Since I was a child, my mother introduced me to a universe that is invisible to many. I grew up
surrounded by esoteric books, meditations, and courses; a library of the sacred that I deeply
appreciate today. In my darkest moments, those tools were my compass. It was enough to open
one of her books to feel a small opening, a relief that reminded me that I was not that helpless
and flawed being that my mind tried to project. Those texts taught me that there was something
more.
That initial spark turned me into a restless seeker. My thirst for knowledge seemed endless: I
wanted to understand everything. In my bookshelf and in my mind, the teachings of Tony
Robbins, the neurosciences of Joe Dispenza, the mysticism of Omraam, the metaphysics of
Conny Méndez, the visions of Osho, Transurfing, and Religious Science accumulated, among
many others. I went through schools and manuals, convinced that the next practice would bethe
one that would finally “complete” the puzzle.
The Threshold of Evasion
It is important to recognize that the longing for refinement is a vital engine; it is that internal
aspiration that drives us to honor our potential and not settle for an existence lacking purpose.

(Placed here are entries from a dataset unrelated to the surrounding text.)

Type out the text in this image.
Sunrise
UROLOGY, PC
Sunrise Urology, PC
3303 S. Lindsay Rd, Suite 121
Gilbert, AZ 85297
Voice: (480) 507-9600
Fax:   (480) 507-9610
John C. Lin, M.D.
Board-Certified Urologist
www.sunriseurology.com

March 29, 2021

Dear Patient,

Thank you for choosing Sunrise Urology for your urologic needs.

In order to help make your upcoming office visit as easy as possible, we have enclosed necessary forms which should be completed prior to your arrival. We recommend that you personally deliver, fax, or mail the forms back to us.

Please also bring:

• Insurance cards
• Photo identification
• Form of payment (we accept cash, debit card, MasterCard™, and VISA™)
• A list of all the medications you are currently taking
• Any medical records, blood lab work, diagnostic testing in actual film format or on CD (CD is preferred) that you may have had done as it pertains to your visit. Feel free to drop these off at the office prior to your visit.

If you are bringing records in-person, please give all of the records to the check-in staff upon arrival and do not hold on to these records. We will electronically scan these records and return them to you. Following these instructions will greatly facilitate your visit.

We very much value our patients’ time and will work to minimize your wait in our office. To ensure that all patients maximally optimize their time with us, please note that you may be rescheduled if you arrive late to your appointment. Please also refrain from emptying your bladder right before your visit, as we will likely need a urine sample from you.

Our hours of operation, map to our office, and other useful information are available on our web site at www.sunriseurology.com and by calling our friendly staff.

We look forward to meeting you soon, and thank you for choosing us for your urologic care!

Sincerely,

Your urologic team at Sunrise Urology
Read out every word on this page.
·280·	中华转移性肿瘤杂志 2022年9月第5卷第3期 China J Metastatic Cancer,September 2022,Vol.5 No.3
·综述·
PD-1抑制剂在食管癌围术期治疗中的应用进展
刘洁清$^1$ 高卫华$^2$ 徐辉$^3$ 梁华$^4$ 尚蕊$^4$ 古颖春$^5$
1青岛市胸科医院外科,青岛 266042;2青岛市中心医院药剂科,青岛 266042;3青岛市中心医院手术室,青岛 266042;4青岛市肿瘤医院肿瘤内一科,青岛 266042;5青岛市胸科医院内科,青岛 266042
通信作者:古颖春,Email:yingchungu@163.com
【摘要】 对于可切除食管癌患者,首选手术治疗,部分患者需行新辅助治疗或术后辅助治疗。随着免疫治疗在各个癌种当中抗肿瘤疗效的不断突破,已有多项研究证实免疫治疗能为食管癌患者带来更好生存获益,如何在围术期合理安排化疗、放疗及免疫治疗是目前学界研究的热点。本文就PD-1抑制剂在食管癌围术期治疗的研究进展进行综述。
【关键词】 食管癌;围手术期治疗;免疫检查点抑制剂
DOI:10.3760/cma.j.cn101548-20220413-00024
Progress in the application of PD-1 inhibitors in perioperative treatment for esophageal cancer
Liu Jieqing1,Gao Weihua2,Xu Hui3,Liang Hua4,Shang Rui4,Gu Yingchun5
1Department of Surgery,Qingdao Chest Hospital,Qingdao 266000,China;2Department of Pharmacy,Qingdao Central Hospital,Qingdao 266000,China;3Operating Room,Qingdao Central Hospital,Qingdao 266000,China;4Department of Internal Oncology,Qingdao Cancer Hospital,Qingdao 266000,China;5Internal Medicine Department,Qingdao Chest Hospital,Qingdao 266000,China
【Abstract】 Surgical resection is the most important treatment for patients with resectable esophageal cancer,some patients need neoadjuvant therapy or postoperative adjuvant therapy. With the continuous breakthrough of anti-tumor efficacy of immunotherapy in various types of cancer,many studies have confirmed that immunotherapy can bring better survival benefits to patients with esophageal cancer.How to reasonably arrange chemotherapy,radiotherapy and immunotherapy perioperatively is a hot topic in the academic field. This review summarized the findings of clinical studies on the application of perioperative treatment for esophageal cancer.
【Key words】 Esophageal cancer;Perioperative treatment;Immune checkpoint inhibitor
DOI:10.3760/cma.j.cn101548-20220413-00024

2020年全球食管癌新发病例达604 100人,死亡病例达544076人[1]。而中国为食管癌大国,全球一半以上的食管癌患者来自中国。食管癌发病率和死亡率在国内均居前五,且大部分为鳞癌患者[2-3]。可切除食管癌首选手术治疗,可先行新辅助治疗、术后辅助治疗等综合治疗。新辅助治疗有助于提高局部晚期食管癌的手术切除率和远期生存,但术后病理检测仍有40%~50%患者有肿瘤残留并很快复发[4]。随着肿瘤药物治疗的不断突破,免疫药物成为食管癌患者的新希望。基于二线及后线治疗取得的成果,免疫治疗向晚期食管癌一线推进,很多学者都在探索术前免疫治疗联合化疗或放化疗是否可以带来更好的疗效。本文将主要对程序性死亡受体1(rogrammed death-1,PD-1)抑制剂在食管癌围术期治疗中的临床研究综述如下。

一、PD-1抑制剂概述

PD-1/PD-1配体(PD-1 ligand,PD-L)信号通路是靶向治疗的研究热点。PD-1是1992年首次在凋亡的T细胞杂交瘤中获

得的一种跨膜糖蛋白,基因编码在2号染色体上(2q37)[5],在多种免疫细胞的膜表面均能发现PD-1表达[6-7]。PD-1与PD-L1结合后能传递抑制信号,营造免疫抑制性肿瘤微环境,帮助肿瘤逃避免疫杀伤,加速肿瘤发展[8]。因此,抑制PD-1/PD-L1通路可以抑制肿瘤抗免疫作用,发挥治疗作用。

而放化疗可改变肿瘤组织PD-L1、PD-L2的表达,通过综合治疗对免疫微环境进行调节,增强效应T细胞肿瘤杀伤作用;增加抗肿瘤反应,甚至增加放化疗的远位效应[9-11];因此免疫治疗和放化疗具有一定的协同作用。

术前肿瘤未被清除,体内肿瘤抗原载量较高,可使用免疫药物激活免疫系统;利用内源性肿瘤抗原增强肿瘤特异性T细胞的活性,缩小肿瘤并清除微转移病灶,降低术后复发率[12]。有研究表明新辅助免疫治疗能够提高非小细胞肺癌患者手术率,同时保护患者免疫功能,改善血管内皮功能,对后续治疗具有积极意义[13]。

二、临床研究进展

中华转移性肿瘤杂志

However, the risk arises when that “improving oneself” becomes a compulsive accumulation of
manuals that makes us feel we are advancing spiritually, when in reality we are building a
distraction.
I recently understood that I had moved from learning to saturation. I had so much information
that I no longer knew how to inhabit it. Behind every new course, my life was still on autopilot. I
have discovered that we do not need an infinite arsenal of tools; it would be enough to find a
single frequency—a book, a practice, or a vision—and apply it with devoted constancy to see
extraordinary results.
The Art of Unlearning
I had to stop. Stopping the inertia of the search is facing the silence of those who no longer
have anything to add, but much to shed. We are not beings who need to be repaired or updated
to a “better version.” Our “mistakes” are, in reality, necessary initiations: steps of consciousness
that grant us the vision to understand dimensions that would otherwise be invisible.
What requires a change is not our essence, but our perspective: the leap from inhabiting the
material, linear, and literal world of personality, to beginning to exist in the universal, circular,
and eternal world of our own divinity.
Practice: The Return to the Divine Center
1. The Silence of Manuals: Choose a time of day when you consciously decide that there
is nothing to learn. Leave the phone and books in another room.
2. Circular Breathing: Close your eyes. Visualize your breath not as a line coming in and
out, but as a golden circle enveloping you. As you inhale, you receive your own divinity;
as you exhale, you let fall the labels of “seeker” or “person under repair.”
3. Recognition of the Throne: In that void, repeat internally: “I am not arriving, I am already
here.” Feel how your body stops being in tension for the “next step” and relaxes into the
perfection of this moment.
4. Sovereign Action: Before opening your eyes, choose one thing you will do today not
because you “should” improve, but because you are a divine being expressing itself.
Conclusion
How would you live if you truly believed that you are a divine being?
How would you treat yourself? What would you do with your time? What would you stop doing
this very day? How would you treat others, who like you, are also divine beings?